Pinnacle: Raising Expectations With Mobile

Tech firm talks "anywhere" data access, mobile strategy at 2015 users’ conference

SOUTHLAKE, Texas -- Characterizing mobile as an opportunity to extend a retailer’s brand as well as managers’ access to business intelligence, officials with The Pinnacle Corp. opened their 2015 users’ conference on a note of raising expectations.Jenny Bullard, CIO, Flash Foods, John Brenkus, CEO/director, BASE Productions

Before about 200 attendees at the annual user forum, Bob Johnson, president of the Arlington, Texas-based company, talked about plans to extend access to reports and analytics via mobile devices.

“It used to be you had to go to your desk or to the reporting personnel,” Johnson said. “Now [information] will extend out to where your management teams are.”

In addition to talking about upcoming mobile capabilities, Johnson recapped a few recent company achievements:

  • Training processes, having developed a program for users to continually hone their application skills.
  • EMV, with extensive updates done to accommodate Europay MasterCard Visa requirements.
  • Altria rebate support, with work going into helping users participate in the tobacco manufacturer’s latest programs.
  • Inventory management, with an increasing number of users opting for item-level inventory and computer-assisted ordering.
  • Loyalty, with its program growing in areas like promotions.

Other speakers included Jenny Bullard, CIO of Flash Foods, Waycross, Ga., who looked back on her company’s involvement with Pinnacle, evolving from scanning and backoffice development to its current loyalty and mobile-payment platforms.

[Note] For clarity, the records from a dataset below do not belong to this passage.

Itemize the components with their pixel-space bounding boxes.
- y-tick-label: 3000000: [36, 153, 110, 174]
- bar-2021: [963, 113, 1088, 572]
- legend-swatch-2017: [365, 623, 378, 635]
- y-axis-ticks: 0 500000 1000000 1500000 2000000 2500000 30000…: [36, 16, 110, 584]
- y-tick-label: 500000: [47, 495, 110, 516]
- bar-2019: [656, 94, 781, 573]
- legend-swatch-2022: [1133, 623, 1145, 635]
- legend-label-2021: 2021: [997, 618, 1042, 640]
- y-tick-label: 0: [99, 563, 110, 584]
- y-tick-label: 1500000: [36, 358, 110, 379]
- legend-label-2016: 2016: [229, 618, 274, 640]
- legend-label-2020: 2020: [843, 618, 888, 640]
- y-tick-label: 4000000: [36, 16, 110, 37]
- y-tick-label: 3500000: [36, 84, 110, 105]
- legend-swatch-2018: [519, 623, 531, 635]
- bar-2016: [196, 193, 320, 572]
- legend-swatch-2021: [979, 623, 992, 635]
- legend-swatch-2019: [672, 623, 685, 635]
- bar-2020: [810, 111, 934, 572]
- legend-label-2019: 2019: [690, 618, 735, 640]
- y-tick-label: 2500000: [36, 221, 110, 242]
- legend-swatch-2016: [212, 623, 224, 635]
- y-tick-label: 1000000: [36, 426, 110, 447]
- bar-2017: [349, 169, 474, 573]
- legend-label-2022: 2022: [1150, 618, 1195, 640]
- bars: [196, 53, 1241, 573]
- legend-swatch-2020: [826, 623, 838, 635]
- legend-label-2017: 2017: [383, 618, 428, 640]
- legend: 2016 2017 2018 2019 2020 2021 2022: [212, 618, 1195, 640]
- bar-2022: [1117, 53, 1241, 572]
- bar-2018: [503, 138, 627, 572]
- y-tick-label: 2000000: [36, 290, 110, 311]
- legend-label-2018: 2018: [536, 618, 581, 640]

She said that when her supervisors review the year, they always say the best things they’ve ever done to support profitability have been their loyalty and computer-assisted-ordering programs.

Another opening session speaker focused on raising expectations. John Brenkus, CEO and director of BASE Productions, a TV-content creator based in Washington, D.C., has developed science programs focused on sports for channels such as Discovery, Fox and ESPN. The multiple Emmy-award winner said oftentimes people set their expectations too low.

He gave the example of the four-minute mile. It took decades for runners to break it, but once done, dozens followed. In a similar way, he felt that society’s expectations for girls and sports are far too low. Those standards should rise to allow for greater excellence.

“Make sure you’re not setting a silly limit or round number,” Brenkus said. “What is your four-minute mile and what can you do to break it?